Objective: The objective of this review is to present an update on known changes in analgesic disposition in pregnancy caused by pharmacokinetic mechanisms.
Method: Herein, we discuss a wide range of medical, biomedical and scientific literature that includes reports from the fields of dentistry, general medicine, obstetrics and gynecology, pharmacology and toxicology to provide an update on the use (including indications, contraindications and concerns) of major classes of analgesics during human pregnancy.
Results: Over 50% of analgesics are in pregnancy category C, and even more category D specifically in the third trimester. Changes in renal filtration, cardiac output, plasma protein concentration and plasma volume particularly affect analgesics and dose adjustments may be necessary to maintain therapeutic concentrations in pregnant woman, and/or to protect the developing fetus.

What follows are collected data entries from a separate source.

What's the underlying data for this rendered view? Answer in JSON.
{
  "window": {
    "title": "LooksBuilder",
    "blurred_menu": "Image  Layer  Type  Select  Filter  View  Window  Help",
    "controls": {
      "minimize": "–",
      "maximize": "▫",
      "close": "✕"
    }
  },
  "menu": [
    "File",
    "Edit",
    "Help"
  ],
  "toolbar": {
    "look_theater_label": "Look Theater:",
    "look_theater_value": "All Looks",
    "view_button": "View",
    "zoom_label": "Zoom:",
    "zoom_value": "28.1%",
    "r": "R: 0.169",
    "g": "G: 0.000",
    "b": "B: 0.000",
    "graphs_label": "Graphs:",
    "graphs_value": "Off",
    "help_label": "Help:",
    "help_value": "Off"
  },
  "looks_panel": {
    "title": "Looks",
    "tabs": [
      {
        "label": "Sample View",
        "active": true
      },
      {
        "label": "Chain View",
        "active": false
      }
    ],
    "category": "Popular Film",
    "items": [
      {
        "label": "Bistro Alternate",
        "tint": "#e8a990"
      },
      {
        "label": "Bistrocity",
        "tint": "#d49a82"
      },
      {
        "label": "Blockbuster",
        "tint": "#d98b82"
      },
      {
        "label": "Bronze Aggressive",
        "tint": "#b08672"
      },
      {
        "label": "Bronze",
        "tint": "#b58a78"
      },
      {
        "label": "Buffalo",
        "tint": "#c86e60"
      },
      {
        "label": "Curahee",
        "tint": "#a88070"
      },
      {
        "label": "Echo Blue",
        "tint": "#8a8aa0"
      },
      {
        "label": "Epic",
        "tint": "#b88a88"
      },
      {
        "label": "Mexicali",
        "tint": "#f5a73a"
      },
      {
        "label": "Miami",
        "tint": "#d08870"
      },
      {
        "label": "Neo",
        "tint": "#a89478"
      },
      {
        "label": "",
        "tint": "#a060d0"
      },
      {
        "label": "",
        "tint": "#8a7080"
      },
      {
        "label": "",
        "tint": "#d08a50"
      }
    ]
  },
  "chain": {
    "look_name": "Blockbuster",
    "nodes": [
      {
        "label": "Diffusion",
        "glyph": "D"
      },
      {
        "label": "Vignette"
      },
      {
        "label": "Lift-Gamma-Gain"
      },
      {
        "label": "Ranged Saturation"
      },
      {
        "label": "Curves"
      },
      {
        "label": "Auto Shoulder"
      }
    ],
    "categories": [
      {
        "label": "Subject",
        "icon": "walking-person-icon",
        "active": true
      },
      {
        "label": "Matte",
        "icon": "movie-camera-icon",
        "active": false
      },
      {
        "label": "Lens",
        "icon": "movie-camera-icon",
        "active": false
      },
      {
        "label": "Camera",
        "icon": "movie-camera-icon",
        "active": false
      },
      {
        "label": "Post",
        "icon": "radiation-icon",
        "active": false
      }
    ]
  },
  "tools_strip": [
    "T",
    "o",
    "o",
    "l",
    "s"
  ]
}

Conclusion: Analgesics are one of the most frequently used drug classes in pregnancy. More than 60% of women self-report using analgesics while pregnant, both prescribed and by self-medication. For the majority of analgesics available (excepting acetaminophen and the NSAIDs, and to a lesser extent certain opioids), good prospective clinical trials documenting pharmacokinetic changes do not exist. More research is needed in both the scientific and clinical community to understand the risks and benefits of analgesic use in pregnancy, particularly as prevalence is rising.